|Chef Holly Goetting attributes her success to|
hard work, determination and the mentors she's
been fortunate enough to have as her career
A mentor provides sound advice, guidance and an interest in an individual’s professional development. The Louisiana Restaurant Association Education Foundation (LRAEF) has embraced the principle that “everyone in the industry should have a mentor or be a mentor,” which is a specific effort for the ProStart program.
With workforce needs topping 17,400 by the year 2022 in Louisiana, ProStart is designed to attract young people to the restaurant industry and if they choose to further their education—to college culinary programs.
Goetting’s path to Executive Chef for Charley G’s in Lafayette wasn’t predetermined one. She attended the University of Louisiana at Lafayette and worked at Lafayette restaurants. After a while, she decided the traditional college setting wasn’t a good fit for her—she felt alone and uncomfortable. After speaking to her mother, she was encouraged to consider a career in her childhood passion of cuisine.
“I was going to college and working in restaurants,” said Goetting. “My mom asked ‘why don’t you go to culinary school’. A light bulb went off for me and not long after, I enrolled at the John Folse Culinary Institute in Thibodaux.”
There she found the camaraderie and teamwork aspect she loved in high school as a soccer player and in the restaurants she had worked. Goetting felt welcomed and at home.
At the young age of 33, Goetting’s career has been impressive. She was named by Louisiana Cookin magazine as a “Chef to Watch” in 2005, awarded first place at “Palates and Paté”, an event benefiting The Outreach Center in Lafayette, and most recently, she was selected as one of 12 chefs to serve on the Louisiana Seafood Chef’s Council, along with Donald Link, Susan Spicer and Greg Reggio. She attributes her success to three mentors that she has had so far in her career.
“I couldn’t have gotten to where I am right now without the support of my mentors,” Goetting said. “One of my general managers early on taught me to come to work with a good attitude and try to get along with everyone.”
This has proven to be extremely valuable advice as she has ascended into management. How to manage individuals with different, and sometimes difficult personalities, is a lesson that many restaurateurs struggle with, as well as how to work with those with different backgrounds.

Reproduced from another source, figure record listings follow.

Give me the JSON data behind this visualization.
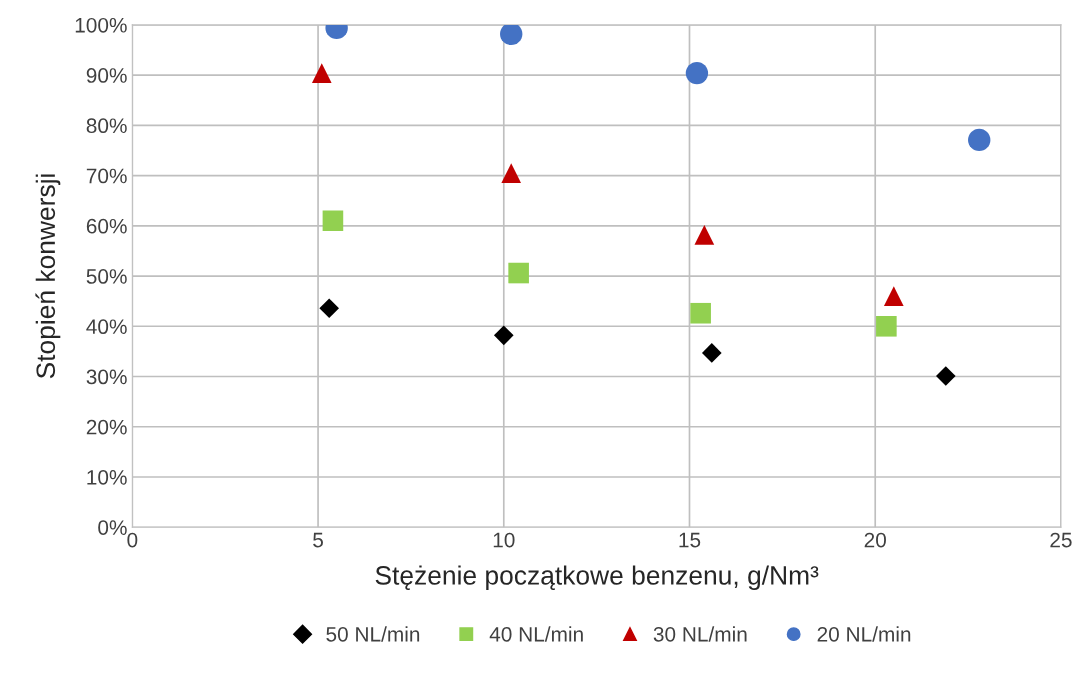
{
  "chart_data": {
    "type": "scatter",
    "xlabel": "Stężenie początkowe benzenu, g/Nm³",
    "ylabel": "Stopień konwersji",
    "xlim": [
      0,
      25
    ],
    "xticks": [
      0,
      5,
      10,
      15,
      20,
      25
    ],
    "ylim": [
      0,
      100
    ],
    "yticks": [
      {
        "value": 0,
        "label": "0%"
      },
      {
        "value": 10,
        "label": "10%"
      },
      {
        "value": 20,
        "label": "20%"
      },
      {
        "value": 30,
        "label": "30%"
      },
      {
        "value": 40,
        "label": "40%"
      },
      {
        "value": 50,
        "label": "50%"
      },
      {
        "value": 60,
        "label": "60%"
      },
      {
        "value": 70,
        "label": "70%"
      },
      {
        "value": 80,
        "label": "80%"
      },
      {
        "value": 90,
        "label": "90%"
      },
      {
        "value": 100,
        "label": "100%"
      }
    ],
    "grid": true,
    "legend": "bottom",
    "series": [
      {
        "name": "50 NL/min",
        "color": "#000000",
        "marker": "diamond",
        "x": [
          5.3,
          10.0,
          15.6,
          21.9
        ],
        "values": [
          43.6,
          38.2,
          34.7,
          30.1
        ]
      },
      {
        "name": "40 NL/min",
        "color": "#92d050",
        "marker": "square",
        "x": [
          5.4,
          10.4,
          15.3,
          20.3
        ],
        "values": [
          61.0,
          50.6,
          42.6,
          40.0
        ]
      },
      {
        "name": "30 NL/min",
        "color": "#c00000",
        "marker": "triangle",
        "x": [
          5.1,
          10.2,
          15.4,
          20.5
        ],
        "values": [
          90.4,
          70.5,
          58.2,
          46.0
        ]
      },
      {
        "name": "20 NL/min",
        "color": "#4472c4",
        "marker": "circle",
        "x": [
          5.5,
          10.2,
          15.2,
          22.8
        ],
        "values": [
          99.4,
          98.2,
          90.4,
          77.1
        ]
      }
    ]
  }
}
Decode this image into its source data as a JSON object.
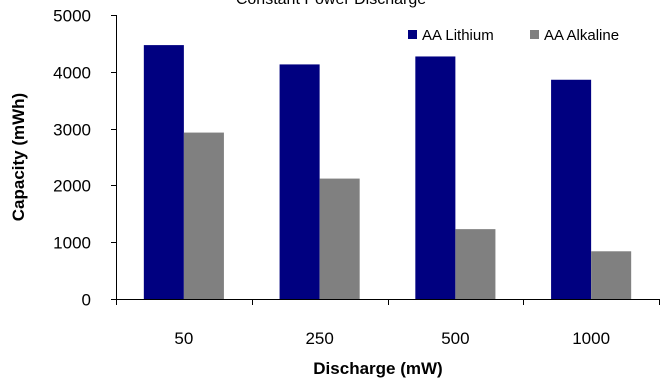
{
  "chart_data": {
    "type": "bar",
    "title": "Constant Power Discharge",
    "xlabel": "Discharge (mW)",
    "ylabel": "Capacity (mWh)",
    "categories": [
      "50",
      "250",
      "500",
      "1000"
    ],
    "ylim": [
      0,
      5000
    ],
    "yticks": [
      "0",
      "1000",
      "2000",
      "3000",
      "4000",
      "5000"
    ],
    "grid": false,
    "legend_position": "top-right",
    "series": [
      {
        "name": "AA Lithium",
        "color": "#000080",
        "values": [
          4470,
          4130,
          4270,
          3860
        ]
      },
      {
        "name": "AA Alkaline",
        "color": "#808080",
        "values": [
          2930,
          2120,
          1230,
          840
        ]
      }
    ]
  }
}
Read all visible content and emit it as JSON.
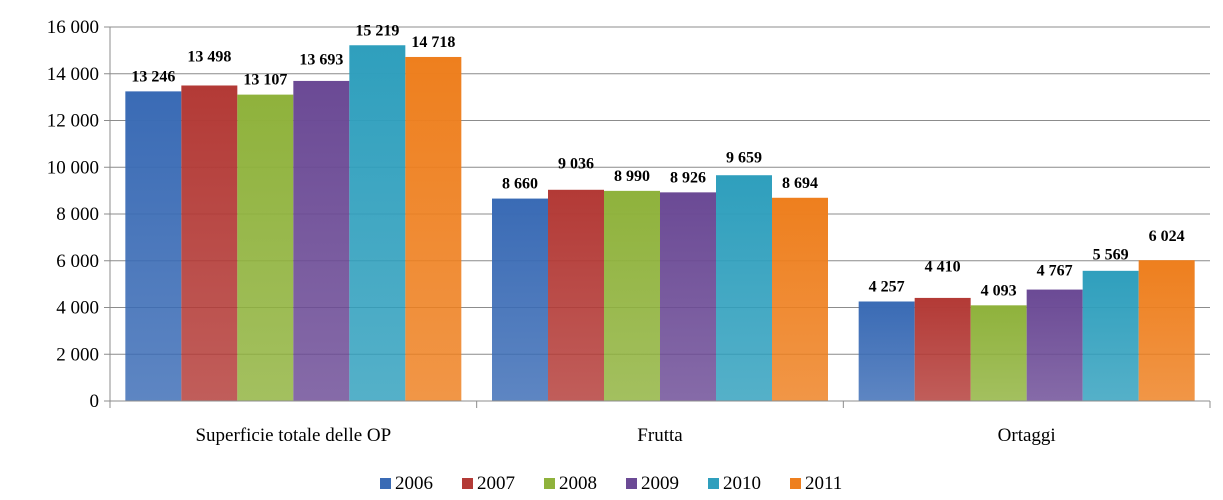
{
  "chart_data": {
    "type": "bar",
    "categories": [
      "Superficie totale delle OP",
      "Frutta",
      "Ortaggi"
    ],
    "series": [
      {
        "name": "2006",
        "values": [
          13246,
          8660,
          4257
        ],
        "labels": [
          "13 246",
          "8 660",
          "4 257"
        ],
        "color": "#3a6bb5"
      },
      {
        "name": "2007",
        "values": [
          13498,
          9036,
          4410
        ],
        "labels": [
          "13 498",
          "9 036",
          "4 410"
        ],
        "color": "#b33a36"
      },
      {
        "name": "2008",
        "values": [
          13107,
          8990,
          4093
        ],
        "labels": [
          "13 107",
          "8 990",
          "4 093"
        ],
        "color": "#8fb23c"
      },
      {
        "name": "2009",
        "values": [
          13693,
          8926,
          4767
        ],
        "labels": [
          "13 693",
          "8 926",
          "4 767"
        ],
        "color": "#6b4a95"
      },
      {
        "name": "2010",
        "values": [
          15219,
          9659,
          5569
        ],
        "labels": [
          "15 219",
          "9 659",
          "5 569"
        ],
        "color": "#2f9fbd"
      },
      {
        "name": "2011",
        "values": [
          14718,
          8694,
          6024
        ],
        "labels": [
          "14 718",
          "8 694",
          "6 024"
        ],
        "color": "#ee7f1e"
      }
    ],
    "ylim": [
      0,
      16000
    ],
    "yticks": [
      0,
      2000,
      4000,
      6000,
      8000,
      10000,
      12000,
      14000,
      16000
    ],
    "ytick_labels": [
      "0",
      "2 000",
      "4 000",
      "6 000",
      "8 000",
      "10 000",
      "12 000",
      "14 000",
      "16 000"
    ],
    "grid": true,
    "legend_position": "bottom",
    "title": "",
    "xlabel": "",
    "ylabel": ""
  }
}
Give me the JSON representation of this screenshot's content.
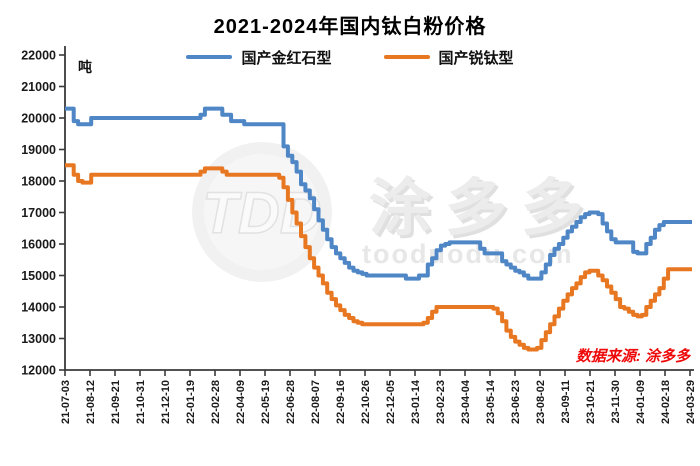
{
  "title": "2021-2024年国内钛白粉价格",
  "unit_label": "吨",
  "source_note": "数据来源: 涂多多",
  "watermark": {
    "logo": "TDD",
    "brand": "涂多多",
    "domain": "tooduodu.com"
  },
  "legend": [
    {
      "label": "国产金红石型",
      "color": "#4e86c6"
    },
    {
      "label": "国产锐钛型",
      "color": "#e87722"
    }
  ],
  "chart_data": {
    "type": "line",
    "step": true,
    "title": "2021-2024年国内钛白粉价格",
    "ylabel": "吨",
    "ylim": [
      12000,
      22000
    ],
    "y_tick_step": 1000,
    "grid": false,
    "legend_position": "top",
    "x_tick_labels": [
      "21-07-03",
      "21-08-12",
      "21-09-21",
      "21-10-31",
      "21-12-10",
      "22-01-19",
      "22-02-28",
      "22-04-09",
      "22-05-19",
      "22-06-28",
      "22-08-07",
      "22-09-16",
      "22-10-26",
      "22-12-05",
      "23-01-14",
      "23-02-23",
      "23-04-04",
      "23-05-14",
      "23-06-23",
      "23-08-02",
      "23-09-11",
      "23-10-21",
      "23-11-30",
      "24-01-09",
      "24-02-18",
      "24-03-29"
    ],
    "series": [
      {
        "name": "国产金红石型",
        "color": "#4e86c6",
        "values": [
          20300,
          20300,
          19900,
          19800,
          19800,
          19800,
          20000,
          20000,
          20000,
          20000,
          20000,
          20000,
          20000,
          20000,
          20000,
          20000,
          20000,
          20000,
          20000,
          20000,
          20000,
          20000,
          20000,
          20000,
          20000,
          20000,
          20000,
          20000,
          20000,
          20000,
          20000,
          20100,
          20300,
          20300,
          20300,
          20300,
          20100,
          20100,
          19900,
          19900,
          19900,
          19800,
          19800,
          19800,
          19800,
          19800,
          19800,
          19800,
          19800,
          19800,
          19100,
          18800,
          18600,
          18300,
          17900,
          17700,
          17450,
          17100,
          16750,
          16450,
          16150,
          15900,
          15700,
          15550,
          15400,
          15250,
          15150,
          15100,
          15050,
          15000,
          15000,
          15000,
          15000,
          15000,
          15000,
          15000,
          15000,
          15000,
          14900,
          14900,
          14900,
          15000,
          15000,
          15350,
          15550,
          15800,
          15950,
          16000,
          16050,
          16050,
          16050,
          16050,
          16050,
          16050,
          16050,
          15850,
          15700,
          15700,
          15700,
          15700,
          15450,
          15350,
          15250,
          15150,
          15100,
          15000,
          14900,
          14900,
          14900,
          15100,
          15350,
          15650,
          15850,
          16000,
          16200,
          16400,
          16550,
          16700,
          16850,
          16950,
          17000,
          17000,
          16950,
          16650,
          16400,
          16150,
          16050,
          16050,
          16050,
          16050,
          15750,
          15700,
          15700,
          16000,
          16200,
          16450,
          16600,
          16700,
          16700,
          16700,
          16700,
          16700,
          16700,
          16700
        ]
      },
      {
        "name": "国产锐钛型",
        "color": "#e87722",
        "values": [
          18500,
          18500,
          18200,
          18000,
          17950,
          17950,
          18200,
          18200,
          18200,
          18200,
          18200,
          18200,
          18200,
          18200,
          18200,
          18200,
          18200,
          18200,
          18200,
          18200,
          18200,
          18200,
          18200,
          18200,
          18200,
          18200,
          18200,
          18200,
          18200,
          18200,
          18200,
          18300,
          18400,
          18400,
          18400,
          18400,
          18300,
          18200,
          18200,
          18200,
          18200,
          18200,
          18200,
          18200,
          18200,
          18200,
          18200,
          18200,
          18200,
          18100,
          17800,
          17400,
          17000,
          16650,
          16250,
          15900,
          15550,
          15250,
          15000,
          14750,
          14450,
          14250,
          14050,
          13900,
          13750,
          13650,
          13550,
          13500,
          13450,
          13450,
          13450,
          13450,
          13450,
          13450,
          13450,
          13450,
          13450,
          13450,
          13450,
          13450,
          13450,
          13450,
          13500,
          13650,
          13850,
          14000,
          14000,
          14000,
          14000,
          14000,
          14000,
          14000,
          14000,
          14000,
          14000,
          14000,
          14000,
          14000,
          13950,
          13800,
          13550,
          13250,
          13050,
          12900,
          12800,
          12700,
          12650,
          12650,
          12700,
          12950,
          13200,
          13450,
          13700,
          13950,
          14200,
          14400,
          14600,
          14750,
          14950,
          15100,
          15150,
          15150,
          15000,
          14850,
          14650,
          14450,
          14250,
          14000,
          13950,
          13850,
          13750,
          13700,
          13750,
          14000,
          14200,
          14400,
          14600,
          14900,
          15200,
          15200,
          15200,
          15200,
          15200,
          15200
        ]
      }
    ]
  }
}
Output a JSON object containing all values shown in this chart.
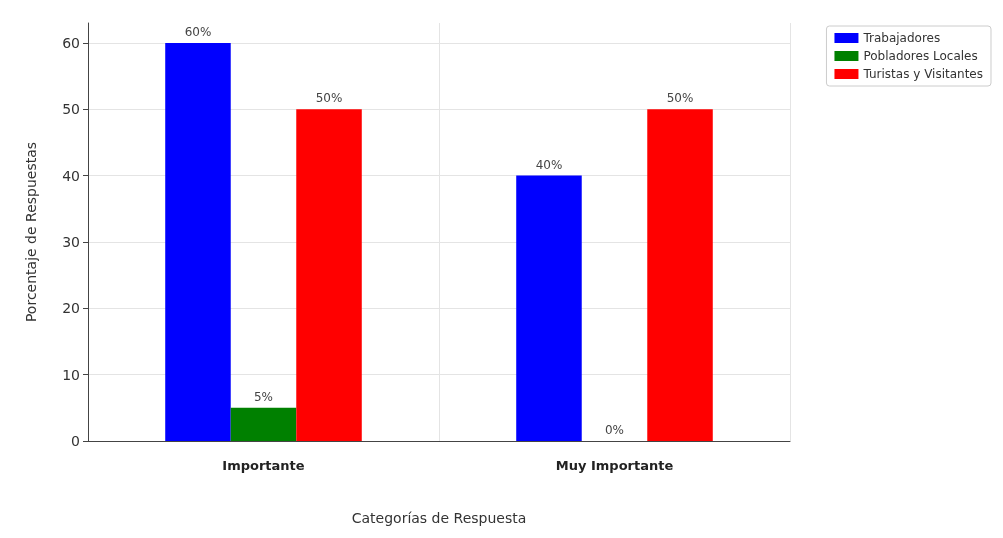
{
  "chart_data": {
    "type": "bar",
    "xlabel": "Categorías de Respuesta",
    "ylabel": "Porcentaje de Respuestas",
    "categories": [
      "Importante",
      "Muy Importante"
    ],
    "series": [
      {
        "name": "Trabajadores",
        "color": "#0000ff",
        "values": [
          60,
          40
        ],
        "value_labels": [
          "60%",
          "40%"
        ]
      },
      {
        "name": "Pobladores Locales",
        "color": "#008000",
        "values": [
          5,
          0
        ],
        "value_labels": [
          "5%",
          "0%"
        ]
      },
      {
        "name": "Turistas y Visitantes",
        "color": "#ff0000",
        "values": [
          50,
          50
        ],
        "value_labels": [
          "50%",
          "50%"
        ]
      }
    ],
    "ylim": [
      0,
      63
    ],
    "yticks": [
      0,
      10,
      20,
      30,
      40,
      50,
      60
    ],
    "grid": true,
    "legend": "top right"
  }
}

“My second mentor really trained me on techniques in the kitchen,” she added. “I definitely learned so much and now that I’m an executive chef, I take the time to show others in the kitchen, not necessarily a better way, but another way, to help them develop more well-rounded skills.”
|Holly Goetting's most influential|
mentor is Charles Goodson, a past
LRA Chair and Restaurateur
of the Year.
The mentor that has been the most influential for Goetting is Charles Goodson, owner of Charley’s G’s. As a former Louisiana Restaurant Association Chair and Restaurateur of the Year, Goodson’s wisdom and care with Goetting helped guide her through the transition of managing the back of the house in one of Lafayette’s more notable establishments.
“Charley encouraged me to compete in culinary competitions as a way to gain more confidence,” she said. “He always tells me and others to leave your problems at the door and put on a smile. If you walk in and don’t love what you do, it might be time to find something else.”
Goetting has a leadership style rooted in listening to her staff and customers. As a female in her position, she realizes that there will always be someone who needs help, understanding and training.
“I listen to those around me,” said Goetting. “Showing respect for others also helps earn respect. Every day presents challenges and also opportunities for all of us to become better individuals, both personally and professionally.”
She has a few words of advice for those entering the industry.
“You will always have someone who will want your position, so you have to stand up for yourself, surround yourself with talented people,” she said. “Fame doesn’t come fast. You have to work for it and put in the time, which is extensive.”
Ultimately, Goetting aspires to own her own restaurant, but for now, she’s found a home at Charley G’s and doesn’t plan on leaving anytime soon. She realizes, “The grass isn’t always greener on the other side.”